R.M.: As actividades das linhas de investigação dominantes do CreativeLab, que encontram reflexo nos diferentes PAC’s, afirmaram-se definitivamente no panorama internacional. Seria uma difícil tarefa enumerar as diferentes conquistas realizadas ao longo destes últimos seis anos que suportam a afirmação inicial deste comentário… Contudo, a melhor forma que encontro para suportar esta afirmação é recordar as diferentes menções elogiosas que vou ouvindo, nos congressos internacionais em que participo, a trabalhos desenvolvidos no seio do CreativeLab e aos investigadores líderes das suas linhas de investigação. É um orgulho fazer parte desta equipa. Sentir que fazemos parte de um centro de investigação que assume a dianteira nas áreas de investigação pelas quais tenho particular interesse, é um estímulo para continuar a desenvolver os trabalhos em que estou envolvido.

Em termos de investigação, quais serão as suas prioridades para o próximo triénio?

M.C.: As prioridades assentam em explorar um pouco mais as lacunas no estado da arte das diferentes actividades aquáticas. Aqui, reporto-me para a dose-resposta de diferentes métodos de treino em natação pura desportiva e/ou o entendimento da eficácia de diferentes características metodológicas no delineamento dos programas das restantes actividades aquáticas (adaptação ao meio aquático, ensino da natação e fitness aquático).

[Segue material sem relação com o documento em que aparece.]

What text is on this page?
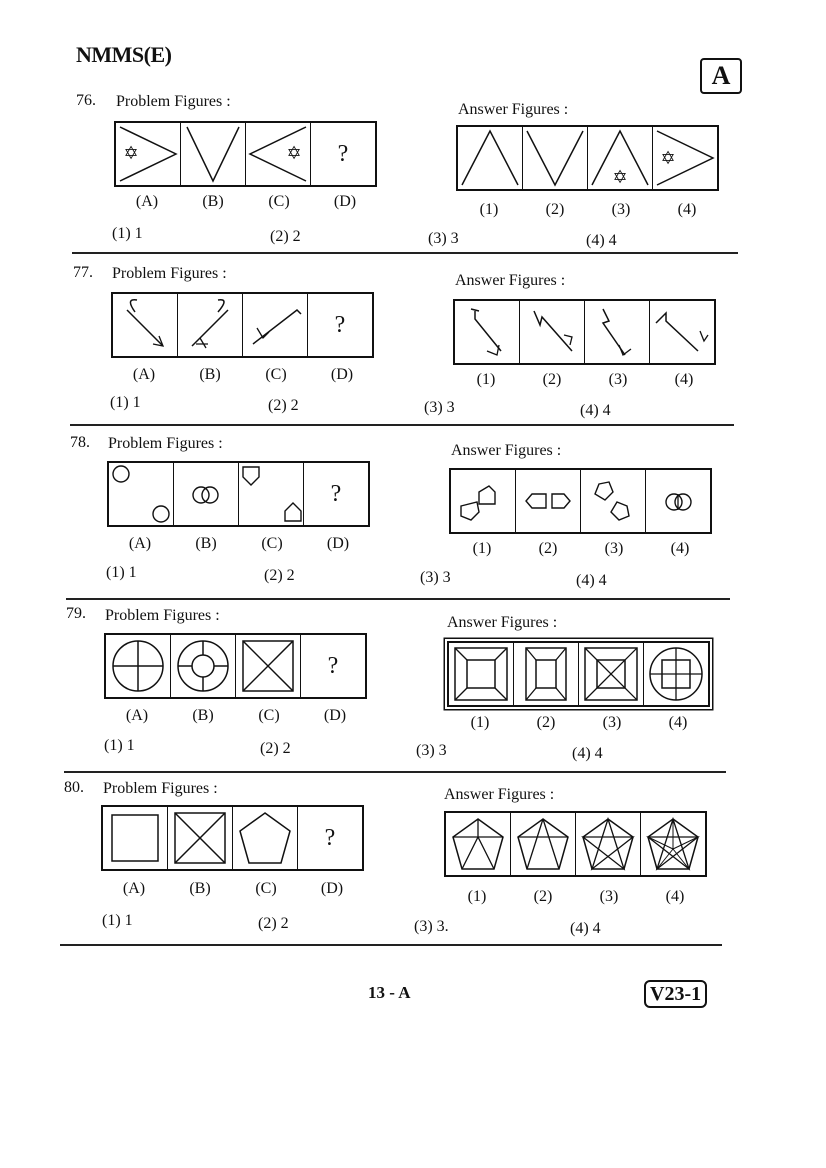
NMMS(E)
A
76. Problem Figures :	Answer Figures :
✡	✡	?
(A)	(B)	(C)	(D)
✡
✡
(1)	(2)	(3)	(4)
(1) 1	(2) 2	(3) 3	(4) 4
77. Problem Figures :	Answer Figures :
?
(A)	(B)	(C)	(D)	(1)	(2)	(3)	(4)
(1) 1	(2) 2	(3) 3	(4) 4
78. Problem Figures :	Answer Figures :
?
(A)	(B)	(C)	(D)	(1)	(2)	(3)	(4)
(1) 1	(2) 2	(3) 3	(4) 4
79. Problem Figures :	Answer Figures :
?
(A)	(B)	(C)	(D)	(1)	(2)	(3)	(4)
(1) 1	(2) 2	(3) 3	(4) 4
80. Problem Figures :	Answer Figures :
?
(A)	(B)	(C)	(D)	(1)	(2)	(3)	(4)
(1) 1	(2) 2	(3) 3.	(4) 4
13 - A	V23-1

Existirá, paralelamente, um óbvio interesse no desenvolvimento tecnológico e de produto para as diferentes actividades aquáticas, mantendo sempre presente o conceito de uma investigação aplicada.

R.M.: Em termos pessoais, este será um período no qual darei, por um lado, continuidade aos trabalhos iniciados no triénio transacto (alguns trabalhos estão finalizados e falta apenas publicá-los, outros estão em fase de desenvolvimento) e, por outro lado, darei visibilidade aos resultados da investigação no contexto da orientação de estudantes de doutoramento em Ciências do Desporto do ISMAI.